Detective John Butcher of Saginaw County, Michigan seized $22,583 in cash from Pierre Najjar during a narcotics investigation. When Najjar agreed to pay the Sheriff’s Department the money seized from him in lieu of entering formal civil forfeiture proceedings, Butcher delivered the money to Garrett DeWyse, the Department’s property and evidence room manager.
A few weeks later, Butcher asked DeWyse to release $2,000 of the funds to pay for confidential informants and controlled substance buys. Believing the request was improper, DeWyse refused. Lieutenant Randy Pfau ordered DeWyse to release the money and so he did. Throughout the following year, Butcher returned to the property room to make similar withdrawals from the Najjar funds until they were depleted. For each disbursal, both DeWyse and Butcher signed a chit sheet documenting the date and amount withdrawn. As the funds became depleted, Pfau, Butcher, DeWyse, and Koren Reaman, the Finance Director in the Controller’s Office, met to discuss Butcher’s use of the funds.
Sometime later, Sheriff William Federspiel began to compile information for an annual report to the State of Michigan related to the Department’s 2015 civil forfeiture activities. The Department’s Undersheriff, who ordinarily would have prepared the report, was out sick. In the Undersheriff’s absence, Federspiel asked DeWyse to gather some information related to the prior year’s forfeitures and communicate with the Controller’s Office as needed.
While compiling information for the report, DeWyse came to believe the Najjar funds had been mishandled. From his own research, DeWyse understood that civil forfeiture funds must be deposited with the treasurer or the general municipality. The Najjar funds, in his opinion, were off the books, meaning they would not be accounted for in the annual report. DeWyse became afraid that being a part of this process would reflect poorly on him as the report would not balance out the forfeiture data. He also came to believe that Butcher’s actions were illegal.
DeWyse arranged a meeting with the Finance Director. During the meeting, DeWyse disclosed that the Najjar funds had been completely withdrawn. The Department then demoted DeWyse from his role in the property room. DeWyse eventually left the Department for a position with a different police agency. He then filed a First Amendment retaliation claim against the County.
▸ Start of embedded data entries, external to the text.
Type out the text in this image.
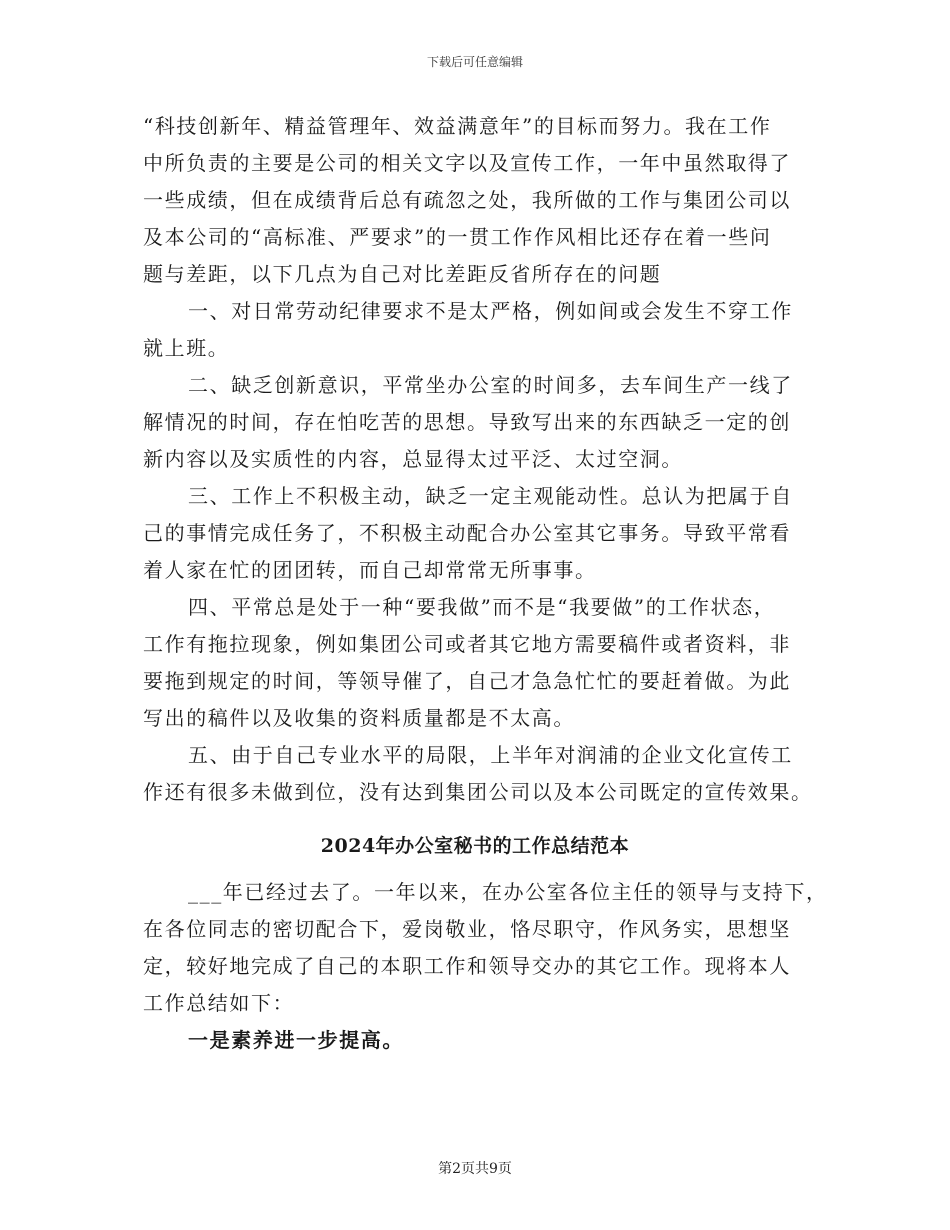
下载后可任意编辑
“科技创新年、精益管理年、效益满意年”的目标而努力。我在工作
中所负责的主要是公司的相关文字以及宣传工作，一年中虽然取得了
一些成绩，但在成绩背后总有疏忽之处，我所做的工作与集团公司以
及本公司的“高标准、严要求”的一贯工作作风相比还存在着一些问
题与差距，以下几点为自己对比差距反省所存在的问题
一、对日常劳动纪律要求不是太严格，例如间或会发生不穿工作
就上班。
二、缺乏创新意识，平常坐办公室的时间多，去车间生产一线了
解情况的时间，存在怕吃苦的思想。导致写出来的东西缺乏一定的创
新内容以及实质性的内容，总显得太过平泛、太过空洞。
三、工作上不积极主动，缺乏一定主观能动性。总认为把属于自
己的事情完成任务了，不积极主动配合办公室其它事务。导致平常看
着人家在忙的团团转，而自己却常常无所事事。
四、平常总是处于一种“要我做”而不是“我要做”的工作状态，
工作有拖拉现象，例如集团公司或者其它地方需要稿件或者资料，非
要拖到规定的时间，等领导催了，自己才急急忙忙的要赶着做。为此
写出的稿件以及收集的资料质量都是不太高。
五、由于自己专业水平的局限，上半年对润浦的企业文化宣传工
作还有很多未做到位，没有达到集团公司以及本公司既定的宣传效果。
2024年办公室秘书的工作总结范本
___年已经过去了。一年以来，在办公室各位主任的领导与支持下，
在各位同志的密切配合下，爱岗敬业，恪尽职守，作风务实，思想坚
定，较好地完成了自己的本职工作和领导交办的其它工作。现将本人
工作总结如下：
一是素养进一步提高。
第2页共9页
The question for the federal Sixth Circuit Court of Appeals was whether DeWyse’s statements to the Finance Director were made in the course of his job as a deputy sheriff. If they were, the dictates of the Supreme Court’s decision in Garcetti v. Ceballos would render the statements unprotected by the First Amendment. As the Court noted, “When public employees make statements pursuant to their official duties, the employees are not speaking as citizens for First Amendment purposes, and the Constitution does not insulate their communications from employer discipline.
“Relevant factors include the speech’s impetus, its setting, its audience, and its general subject matter. Starting with the impetus for DeWyse’s speech, the genesis primarily appears to have been his concern over his professional reputation. According to DeWyse, he worried the discrepancy in the Department’s financial data would reflect poorly on him because he was part of the process of removing the funds from the property room. In that respect, his speech was animated far more by his role as an employee than as a member of the public at large.
“The setting (a meeting to discuss the County Sheriff’s Department’s financial practices) and audience (the County Financial Director) for DeWyse’s speech are to the same effect. To be sure, The Finance Director was not one of DeWyse’s supervisors, and speech outside the chain of command is less likely to be within an employee’s ordinary job responsibilities. But most significant here is not DeWyse’s chain of command, but rather whether he communicated pursuant to his official duties. Because DeWyse acknowledged he was instructed to speak with the Finance Director as part of his job duties, these factors also reflect that DeWyse spoke as a public employee.
“And then consider the subject matter of DeWyse’s communication to the Finance Director – the Department’s forfeiture funds. It makes no difference whether DeWyse communicated with the Finance Director in the context of the special audit role the Sheriff assigned him rather than in his customary role as property room manager. Although his regular duties involved managing the property room, DeWyse was asked to prepare the audit report.
“In reaching this outcome, we do not question DeWyse’s motivation, nor do we condone disciplining public employees for raising concerns about government mismanagement or corruption. But in this public employment setting, laudable intent alone is not enough to secure First Amendment protection.”
DeWyse v. Federspiel, 2020 WL 5993092 (6th Cir. 2020).